A handful of this year’s MacArthur Fellows, as the program is formally known, have Chicago ties, but educator Barry, who lived here for about a decade, has the strongest connection.
This year’s genius-grant class honors 16 women and 10 men, and with “a little bit more geographic diversity than we’ve had in recent years,” said Cecilia Conrad, who heads the fellows program at the foundation. The money is paid out quarterly over five years.
On the art faculty at University of Wisconsin, she teaches students how to conceive and draw comics and does research on the deeper language of imagery and on helping people defeat the voice in their head telling them they can’t draw.
A voice she almost didn’t hear was Conrad’s informing her of the windfall. “I hung up on them about seven times,” she recalled. “I just thought I was getting all these robo-calls, and I was getting really ticked off about it.”
(“I think she blocked my phone number,” Conrad said. “We considered driving up there.”)
But finally the foundation got a message through to Barry that this is a call she should take.
“The thing that I was flooded with was this realization that I was really going to get to apply myself to this work I’ve sort of been chasing after for 20 years," the artist said, “which is this whole thing about images and how they travel between people and why we use them.”
Key to that has been working with four-year-olds, she said, because she considers them on an important developmental cusp, before drawing and writing start being identified as separate forms of communication.
“So that was when I started crying. And then the other thing that happened was after I hung up, both my fists went up into the air, you know, like ‘Woo!,’ like that. But I couldn’t bring them down for a really long time. And the only other time that happened to me was when Obama got elected. I couldn’t bring them down.”
“The honor of it. My god,” the artist said. “It’s just such a magical, amazing thing. I’m so, so excited about the next five years and the work I’m going to be able to do. I’m so grateful for that.”

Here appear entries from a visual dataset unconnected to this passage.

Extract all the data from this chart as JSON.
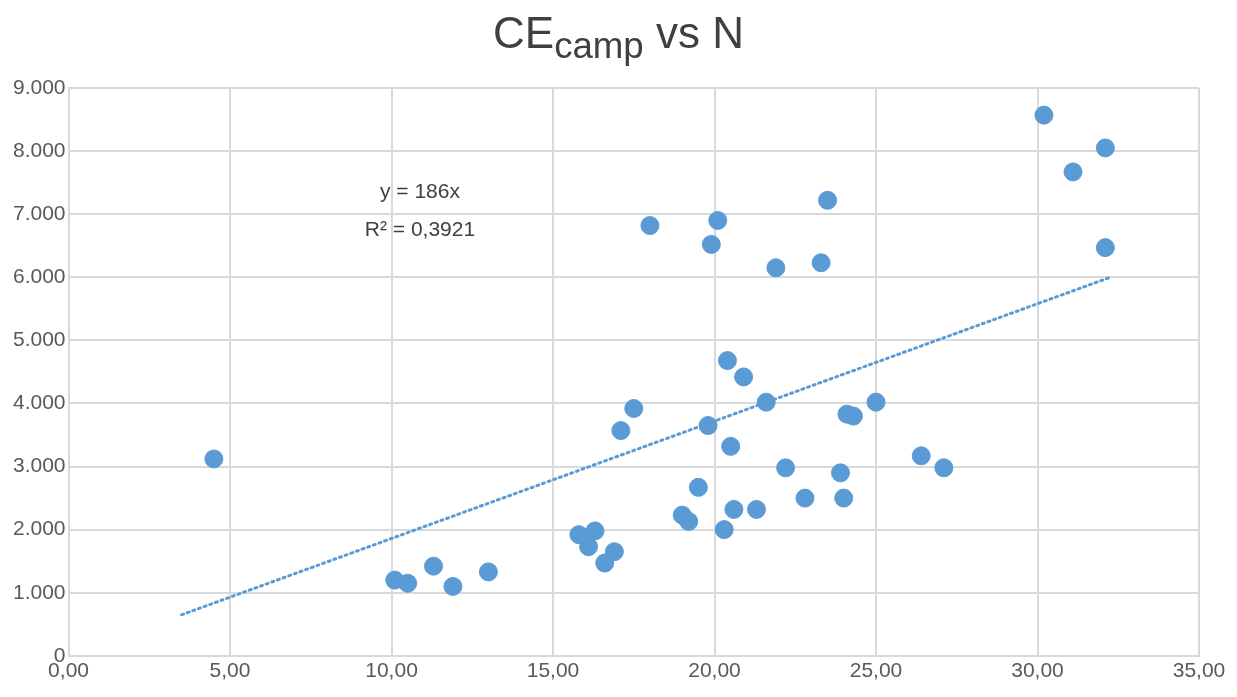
{
  "chart_data": {
    "type": "scatter",
    "title": "CE$_{camp}$ vs N",
    "series": [
      {
        "color": "#5b9bd5",
        "marker": "circle",
        "x": [
          4.5,
          10.1,
          10.5,
          11.3,
          11.9,
          13.0,
          15.8,
          16.1,
          16.3,
          16.6,
          16.9,
          17.1,
          17.5,
          18.0,
          19.0,
          19.2,
          19.5,
          19.8,
          19.9,
          20.1,
          20.3,
          20.4,
          20.5,
          20.6,
          20.9,
          21.3,
          21.6,
          21.9,
          22.2,
          22.8,
          23.3,
          23.5,
          23.9,
          24.0,
          24.1,
          24.3,
          25.0,
          26.4,
          27.1,
          30.2,
          31.1,
          32.1,
          32.1
        ],
        "values": [
          3120,
          1200,
          1150,
          1420,
          1100,
          1330,
          1920,
          1730,
          1980,
          1470,
          1650,
          3570,
          3920,
          6820,
          2230,
          2130,
          2670,
          3650,
          6520,
          6900,
          2000,
          4680,
          3320,
          2320,
          4420,
          2320,
          4020,
          6150,
          2980,
          2500,
          6230,
          7220,
          2900,
          2500,
          3830,
          3800,
          4020,
          3170,
          2980,
          8570,
          7670,
          8050,
          6470
        ]
      },
      {
        "type": "line",
        "color": "#5b9bd5",
        "line_style": "dotted",
        "marker": "none",
        "x": [
          3.5,
          32.2
        ],
        "values": [
          650,
          5990
        ]
      }
    ],
    "annotations": [
      "y = 186x",
      "R² = 0,3921"
    ],
    "xlim": [
      0,
      35
    ],
    "xticks": [
      {
        "value": 0,
        "label": "0,00"
      },
      {
        "value": 5,
        "label": "5,00"
      },
      {
        "value": 10,
        "label": "10,00"
      },
      {
        "value": 15,
        "label": "15,00"
      },
      {
        "value": 20,
        "label": "20,00"
      },
      {
        "value": 25,
        "label": "25,00"
      },
      {
        "value": 30,
        "label": "30,00"
      },
      {
        "value": 35,
        "label": "35,00"
      }
    ],
    "ylim": [
      0,
      9000
    ],
    "yticks": [
      0,
      {
        "value": 1000,
        "label": "1.000"
      },
      {
        "value": 2000,
        "label": "2.000"
      },
      {
        "value": 3000,
        "label": "3.000"
      },
      {
        "value": 4000,
        "label": "4.000"
      },
      {
        "value": 5000,
        "label": "5.000"
      },
      {
        "value": 6000,
        "label": "6.000"
      },
      {
        "value": 7000,
        "label": "7.000"
      },
      {
        "value": 8000,
        "label": "8.000"
      },
      {
        "value": 9000,
        "label": "9.000"
      }
    ],
    "grid": true,
    "legend": false
  }
}
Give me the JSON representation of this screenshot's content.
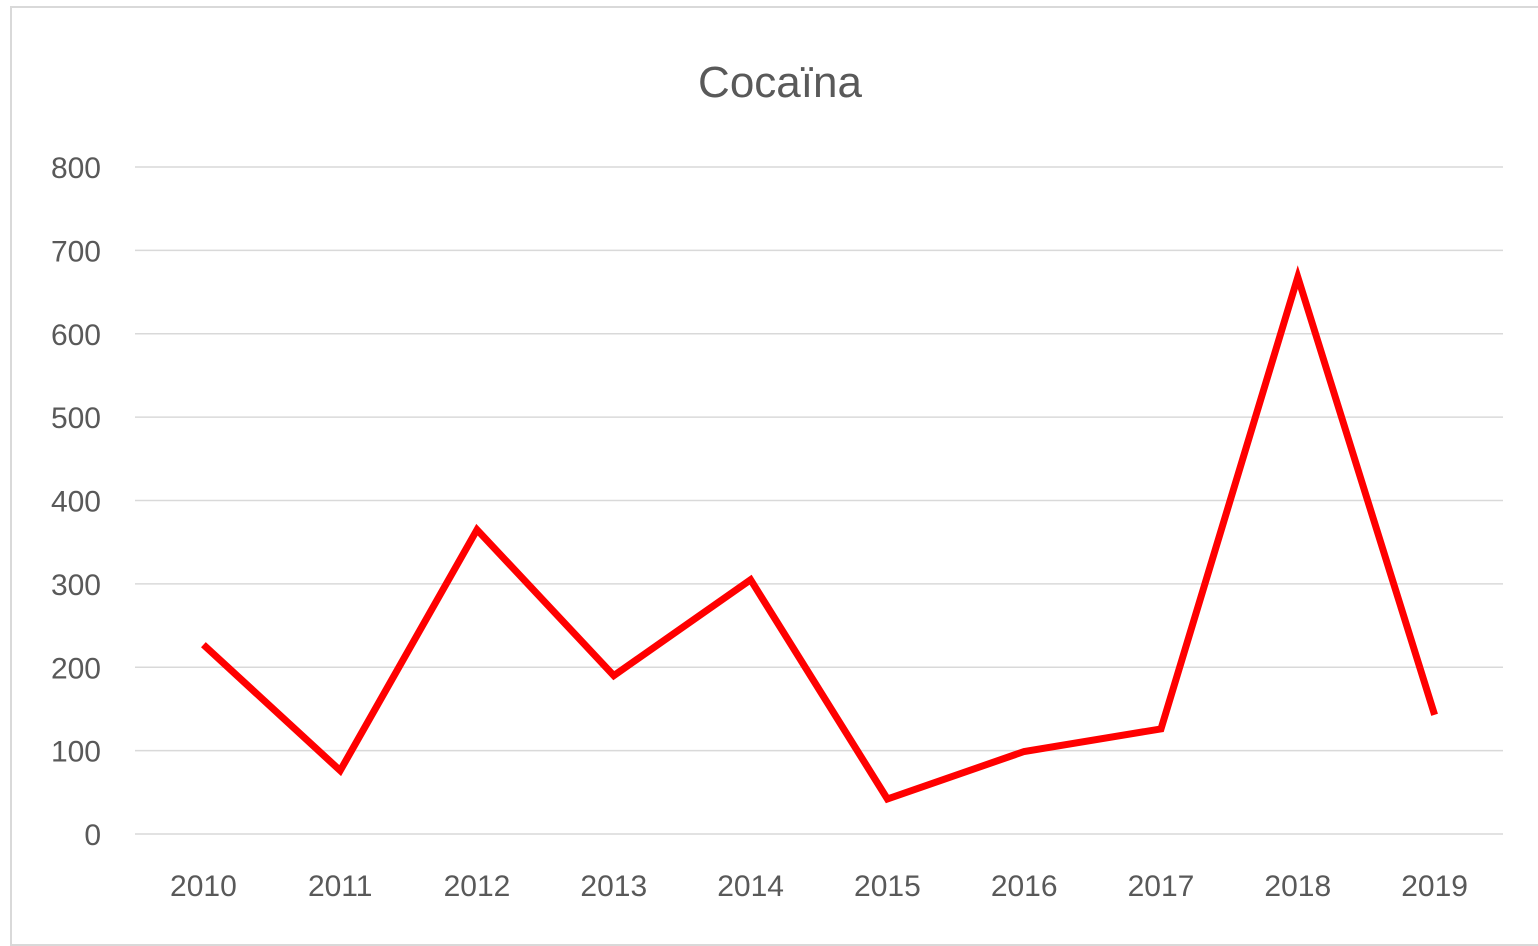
{
  "chart_data": {
    "type": "line",
    "title": "Cocaïna",
    "xlabel": "",
    "ylabel": "",
    "categories": [
      "2010",
      "2011",
      "2012",
      "2013",
      "2014",
      "2015",
      "2016",
      "2017",
      "2018",
      "2019"
    ],
    "series": [
      {
        "values": [
          227,
          76,
          365,
          190,
          305,
          42,
          99,
          126,
          668,
          143
        ],
        "color": "#ff0000"
      }
    ],
    "ylim": [
      0,
      800
    ],
    "yticks": [
      "0",
      "100",
      "200",
      "300",
      "400",
      "500",
      "600",
      "700",
      "800"
    ],
    "grid": true,
    "legend": "none"
  }
}
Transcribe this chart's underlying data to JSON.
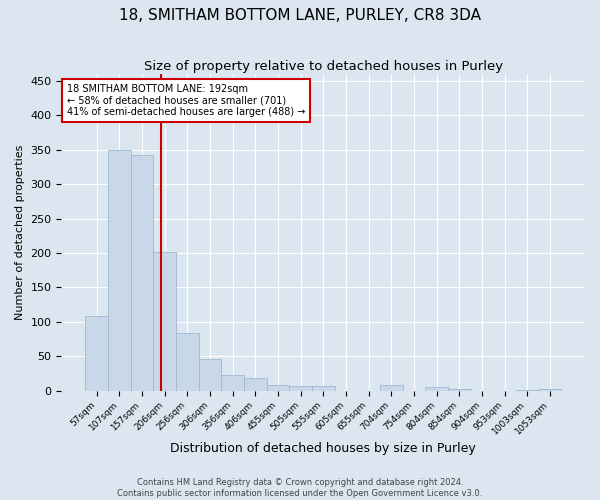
{
  "title": "18, SMITHAM BOTTOM LANE, PURLEY, CR8 3DA",
  "subtitle": "Size of property relative to detached houses in Purley",
  "xlabel": "Distribution of detached houses by size in Purley",
  "ylabel": "Number of detached properties",
  "footer_line1": "Contains HM Land Registry data © Crown copyright and database right 2024.",
  "footer_line2": "Contains public sector information licensed under the Open Government Licence v3.0.",
  "bin_labels": [
    "57sqm",
    "107sqm",
    "157sqm",
    "206sqm",
    "256sqm",
    "306sqm",
    "356sqm",
    "406sqm",
    "455sqm",
    "505sqm",
    "555sqm",
    "605sqm",
    "655sqm",
    "704sqm",
    "754sqm",
    "804sqm",
    "854sqm",
    "904sqm",
    "953sqm",
    "1003sqm",
    "1053sqm"
  ],
  "bar_heights": [
    109,
    350,
    342,
    202,
    83,
    46,
    22,
    19,
    8,
    6,
    6,
    0,
    0,
    8,
    0,
    5,
    3,
    0,
    0,
    1,
    2
  ],
  "bar_color": "#c8d8e8",
  "bar_edgecolor": "#a0b8d0",
  "vline_x_index": 2.84,
  "vline_color": "#cc0000",
  "annotation_text": "18 SMITHAM BOTTOM LANE: 192sqm\n← 58% of detached houses are smaller (701)\n41% of semi-detached houses are larger (488) →",
  "annotation_box_color": "white",
  "annotation_box_edgecolor": "#cc0000",
  "ylim": [
    0,
    460
  ],
  "yticks": [
    0,
    50,
    100,
    150,
    200,
    250,
    300,
    350,
    400,
    450
  ],
  "background_color": "#dce6f0",
  "plot_background": "#dce6f0",
  "grid_color": "white",
  "title_fontsize": 11,
  "subtitle_fontsize": 9.5,
  "xlabel_fontsize": 9,
  "ylabel_fontsize": 8
}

“Ernie Pook’s Comeek" ran in alternative newspapers nationwide through the 1980s and ’90s until she ended it in 2008 amid the general decline of alt-weeklies. She’s had success with graphic novels, including 1988′s “The Good Times Are Killing Me.”
Coming out in November, her next book, “Making Comics,” gathers some of the best exercises and techniques Barry has developed for helping people unlock creativity, she said.
“She has a long history of being creative as a cartoonist, as a graphic artist and as a writer,” said Conrad. “But I think what has really been exciting is the turn she’s taken in recent years to think about how to help others express their creativity, to develop a new pedagogy around creative pursuits and then to share that with others in some of her recent writing.”